L’écrivaine Fatma Naout affirme que la candidature d’Al-Sissi était nécessaire au vu de l’état de fragmentation dans lequel se trouvent les forces politiques actuellement. Pourtant, au départ, elle préférait qu’il reste ministre de la Défense, mais elle a changé d’avis. « Comme beaucoup d’Egyptiens qui ont participé à la révolution du 25 janvier, je voulais qu’on ait un président civil à la tête d’une nouvelle Egypte démocratique. Mais les forces politiques ont déçu le peuple par leurs divisions et leur incapacité de s’entendre. Parmi les candidats potentiels à l’élection présidentielle, Al-Sissi est le plus approprié pour occuper le poste de président », avoue Naout.

Oussama Al-Ghazali Harb, cadre du Front national du salut, trouve que si le général Al-Sissi décide de disputer l’élection présidentielle, il doit savoir qu’il doit gérer le pays dans un esprit démocratique et dans des circonstances tout à fait différentes de la situation d’avant 25 janvier 2011. « Nous ne pouvons pas nier que la candidature d’Al-Sissi à la présidentielle est devenue une revendication populaire et les Egyptiens misent beaucoup sur lui. Toutefois, au moment où il décide de devenir le président de l’Egypte, il doit savoir qu’il sera un président civil et un politique, et non plus un général. Il doit admettre qu’il fera l’objet de critiques et que ses décisions seront négociables. L’Egypte n’admettra pas un retour en arrière ou des dérives », prévient Harb.

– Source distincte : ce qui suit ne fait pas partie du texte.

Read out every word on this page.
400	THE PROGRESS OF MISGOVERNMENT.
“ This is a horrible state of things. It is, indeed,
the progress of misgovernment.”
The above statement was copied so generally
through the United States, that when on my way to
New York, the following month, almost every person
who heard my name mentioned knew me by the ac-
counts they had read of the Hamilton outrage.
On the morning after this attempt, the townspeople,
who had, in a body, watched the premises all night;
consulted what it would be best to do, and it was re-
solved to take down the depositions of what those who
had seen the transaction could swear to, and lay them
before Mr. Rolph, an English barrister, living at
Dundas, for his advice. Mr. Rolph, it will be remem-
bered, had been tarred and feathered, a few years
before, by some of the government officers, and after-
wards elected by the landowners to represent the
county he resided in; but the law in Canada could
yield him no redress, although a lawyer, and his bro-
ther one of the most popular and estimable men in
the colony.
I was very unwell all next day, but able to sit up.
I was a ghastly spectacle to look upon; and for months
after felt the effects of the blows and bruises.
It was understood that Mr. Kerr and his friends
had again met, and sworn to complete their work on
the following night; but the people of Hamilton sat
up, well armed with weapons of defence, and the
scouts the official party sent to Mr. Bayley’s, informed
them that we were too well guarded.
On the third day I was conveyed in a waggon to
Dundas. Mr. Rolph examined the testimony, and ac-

Plus lucide, le politologue Hassan Nafea trouve qu’Al-Sissi doit étudier scrupuleusement la décision de sa candidature à la présidentielle et son impact sur la scène intérieure et extérieure. « Personne ne peut nier que sans le soutien d’Al-Sissi à la révolution du 30 juin, l’Egypte aurait plongé dans le chaos. C’est presque sûr que s’il se présente à la présidentielle, il remportera l’élection vu sa popularité écrasante. Mais, il doit étudier minutieusement toutes les conséquences de sa décision. Le peuple mise beaucoup sur lui et la situation en Egypte n’est pas facile. C’est pourquoi si le général Al-Sissi n’a pas de programme politique et économique concret capable de satisfaire la rue, il décevra ses partisans et perdra beaucoup de sa popularité. Chose que les Frères musulmans utiliseront pour resurgir sur la scène politique », conseille Nafea.